Title: Revocation of continuing guarantee.
A continuing guarantee may at any time be revoked by the surety, as to future transactions, by notice to the creditor.
(a) A, in consideration of B's discounting, at As request, bills of exchange for C, guarantees to B, for twelve months, the due payment of all such bills to the extent of 5,000 rupees. B discounts bills for C to the extent of 2,000 rupees. Afterwards, at the end of three months, A revokes the guarantee. This revocation discharges A from all liability to B for any subsequent discount. But A is liable to B for the 2,000 rupees, on default of C.
(b) A guarantees to B, to the extent of 10,000 rupees, that C shall pay all the bills that B shall draw upon him. B draws upon C. C accepts the bill. A gives notice of revocation. C dishonours the bill at maturity. A is liable upon his guarantee.
Title: Revocation of continuing guarantee by surety's death.
The death of the surety operates, in the absence of any contract to the contrary, as a revocation of a continuing guarantee, so far as regards future transactions.
Title: Liability of two persons, primarily liable, not affected by arrangement between them that one shall be surety on others default.
Where two persons contract with a third person to undertake a certain liability, and also contract with each other that one of them shall be liable only on the default of the other, the third person not being a party to such contract, the liability of each of such two persons to the third person under the first contract is not affected by the existence of the second contract, although such third person may have been aware of its existence.
A and B make a joint and several promissory note to C. A makes it, in fact, as surety for B, and C knows this at the time when the note is made. The fact that A, to the knowledge of C, made the note as surety for B, is no answer to a suit by C against A upon the note.
Title: Discharge of surety by variance in terms of contract.
Any variance, made without the suretys consent, in the terms of the contract between the principal 1[debtor] and the creditor, discharges the surety as to transactions subsequent to the variance.
(a) A becomes surety to C for B's conduct as a manager in C's bank. Afterwards, B and C contract, without A's consent, that B's salary shall be raised, and that he shall become liable for one-fourth of the losses on overdrafts. B allows a customer to overdraw, and the bank loses a sum of money. A is discharged from his suretyship by the variance made without his consent, and is not liable to make good this loss.

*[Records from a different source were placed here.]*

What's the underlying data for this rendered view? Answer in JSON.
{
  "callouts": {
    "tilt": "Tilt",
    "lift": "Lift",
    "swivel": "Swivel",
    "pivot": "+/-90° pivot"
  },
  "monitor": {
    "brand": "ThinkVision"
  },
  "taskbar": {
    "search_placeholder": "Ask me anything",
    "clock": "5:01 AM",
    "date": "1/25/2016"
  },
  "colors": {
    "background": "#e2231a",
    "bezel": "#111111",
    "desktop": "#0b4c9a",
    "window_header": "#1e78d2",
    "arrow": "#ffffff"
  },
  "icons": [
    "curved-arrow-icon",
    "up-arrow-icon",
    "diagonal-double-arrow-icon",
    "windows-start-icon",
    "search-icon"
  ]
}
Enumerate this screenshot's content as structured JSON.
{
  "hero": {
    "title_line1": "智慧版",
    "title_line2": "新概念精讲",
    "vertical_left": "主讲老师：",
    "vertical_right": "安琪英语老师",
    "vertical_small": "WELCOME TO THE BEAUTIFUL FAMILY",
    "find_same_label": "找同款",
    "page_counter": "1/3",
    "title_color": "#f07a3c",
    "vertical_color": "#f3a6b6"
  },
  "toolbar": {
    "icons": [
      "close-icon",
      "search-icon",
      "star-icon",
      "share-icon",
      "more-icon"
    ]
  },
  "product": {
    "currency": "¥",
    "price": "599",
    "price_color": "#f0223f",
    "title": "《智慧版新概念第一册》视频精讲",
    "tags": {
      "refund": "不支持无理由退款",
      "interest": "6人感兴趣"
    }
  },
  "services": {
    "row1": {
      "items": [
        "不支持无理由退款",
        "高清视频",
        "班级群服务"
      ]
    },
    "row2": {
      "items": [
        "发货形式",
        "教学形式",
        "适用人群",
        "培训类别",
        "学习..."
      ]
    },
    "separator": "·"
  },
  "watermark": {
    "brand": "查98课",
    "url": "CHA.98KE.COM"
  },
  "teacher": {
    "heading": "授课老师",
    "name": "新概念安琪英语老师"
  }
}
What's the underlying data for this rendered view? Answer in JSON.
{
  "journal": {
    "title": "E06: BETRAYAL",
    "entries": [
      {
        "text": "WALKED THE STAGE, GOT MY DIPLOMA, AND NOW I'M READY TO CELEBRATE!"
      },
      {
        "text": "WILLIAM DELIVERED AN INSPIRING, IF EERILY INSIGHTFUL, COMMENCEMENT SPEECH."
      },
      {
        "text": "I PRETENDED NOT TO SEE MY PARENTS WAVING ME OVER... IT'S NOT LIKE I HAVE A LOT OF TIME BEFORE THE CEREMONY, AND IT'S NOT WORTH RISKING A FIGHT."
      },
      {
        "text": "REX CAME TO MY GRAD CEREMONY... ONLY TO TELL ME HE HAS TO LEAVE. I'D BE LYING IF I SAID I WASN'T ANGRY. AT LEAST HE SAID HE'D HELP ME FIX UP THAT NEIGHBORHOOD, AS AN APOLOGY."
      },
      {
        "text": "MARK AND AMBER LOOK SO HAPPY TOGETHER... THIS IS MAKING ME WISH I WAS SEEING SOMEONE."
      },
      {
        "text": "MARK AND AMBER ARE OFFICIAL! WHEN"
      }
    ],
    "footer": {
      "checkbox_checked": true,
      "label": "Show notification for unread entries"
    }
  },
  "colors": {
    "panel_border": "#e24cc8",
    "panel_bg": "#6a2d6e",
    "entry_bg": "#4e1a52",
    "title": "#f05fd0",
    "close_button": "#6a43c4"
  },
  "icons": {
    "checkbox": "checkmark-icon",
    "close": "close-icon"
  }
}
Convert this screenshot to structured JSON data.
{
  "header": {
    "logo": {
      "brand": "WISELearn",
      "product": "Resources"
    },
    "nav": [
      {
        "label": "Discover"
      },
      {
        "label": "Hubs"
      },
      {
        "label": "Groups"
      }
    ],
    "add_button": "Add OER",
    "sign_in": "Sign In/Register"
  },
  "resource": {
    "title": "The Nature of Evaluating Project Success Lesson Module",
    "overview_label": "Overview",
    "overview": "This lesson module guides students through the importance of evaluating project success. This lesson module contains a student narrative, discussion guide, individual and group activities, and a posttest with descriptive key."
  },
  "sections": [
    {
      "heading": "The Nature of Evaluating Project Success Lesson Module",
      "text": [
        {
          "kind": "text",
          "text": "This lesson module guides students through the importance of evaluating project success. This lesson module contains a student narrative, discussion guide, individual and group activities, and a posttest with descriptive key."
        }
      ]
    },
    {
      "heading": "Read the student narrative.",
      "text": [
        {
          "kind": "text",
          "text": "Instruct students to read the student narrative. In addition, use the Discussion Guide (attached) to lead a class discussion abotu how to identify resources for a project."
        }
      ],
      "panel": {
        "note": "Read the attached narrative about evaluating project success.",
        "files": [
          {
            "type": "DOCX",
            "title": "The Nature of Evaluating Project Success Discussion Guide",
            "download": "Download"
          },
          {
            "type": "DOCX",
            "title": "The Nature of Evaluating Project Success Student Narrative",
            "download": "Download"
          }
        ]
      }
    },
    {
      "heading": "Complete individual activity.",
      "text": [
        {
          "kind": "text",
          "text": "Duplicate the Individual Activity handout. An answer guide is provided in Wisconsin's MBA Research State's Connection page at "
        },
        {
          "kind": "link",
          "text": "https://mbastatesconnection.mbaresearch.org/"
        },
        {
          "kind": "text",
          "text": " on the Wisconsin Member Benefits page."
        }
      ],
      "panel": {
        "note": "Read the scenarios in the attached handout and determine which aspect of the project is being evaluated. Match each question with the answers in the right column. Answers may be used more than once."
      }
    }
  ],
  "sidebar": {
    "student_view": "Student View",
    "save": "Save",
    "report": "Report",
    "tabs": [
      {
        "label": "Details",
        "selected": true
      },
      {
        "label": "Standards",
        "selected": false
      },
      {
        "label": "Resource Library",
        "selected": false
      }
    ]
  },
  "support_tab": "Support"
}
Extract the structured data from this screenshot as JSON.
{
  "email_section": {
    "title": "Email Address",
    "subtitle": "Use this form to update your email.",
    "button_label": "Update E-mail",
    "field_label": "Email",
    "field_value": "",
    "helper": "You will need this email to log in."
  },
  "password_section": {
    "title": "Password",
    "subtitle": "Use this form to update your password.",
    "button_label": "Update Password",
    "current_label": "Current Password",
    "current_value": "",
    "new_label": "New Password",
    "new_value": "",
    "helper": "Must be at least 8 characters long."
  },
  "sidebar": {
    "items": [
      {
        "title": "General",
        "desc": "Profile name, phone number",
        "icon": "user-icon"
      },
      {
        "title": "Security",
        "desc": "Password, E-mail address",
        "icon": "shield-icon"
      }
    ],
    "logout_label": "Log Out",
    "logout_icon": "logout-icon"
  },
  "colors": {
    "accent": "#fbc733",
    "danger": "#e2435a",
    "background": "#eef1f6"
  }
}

(b) A guarantees C against the misconduct of B in an office to which B is appointed by C, and of which the duties are defined by an Act of the Legislature. By a subsequent Act, the nature of the office is materially altered. Afterwards, B misconducts himself. A is discharged by the change from future liability under his guarantee, though the misconduct of B is in respect of a duty not affected by the later Act.
(c) C agrees to appoint B as his clerk to sell goods at a yearly salary, upon A's becoming surety to C for B's duly accounting for moneys received by him as such clerk. Afterwards, without As knowledge or consent, C and B agree that B should be paid by a commission on the goods sold by him and not by a fixed salary. A is not liable for subsequent misconduct of B.
(d) A gives to C a continuing guarantee to the extent of 3,000 rupees for any oil supplied by C to B on credit. Afterwards B becomes embarrassed, and, without the knowledge of A, B and C contract that C shall continue to supply B with oil for ready money, and that the payments shall be applied to the then, existing debts between B and C. A is not liable on his guarantee for any goods supplied after: this new arrangement.
(e) C contracts to lend B 5,000 rupees on the 1st March. A guarantees repayment. C pays the 5,000 rupees to B on the 1st January. A is discharged from his liability, as the contract has been varied, inasmuch as C might sue B for the money before the 1st of March.
1. Ins. by Act 24 of 1917, s. 2 and the first Schedule.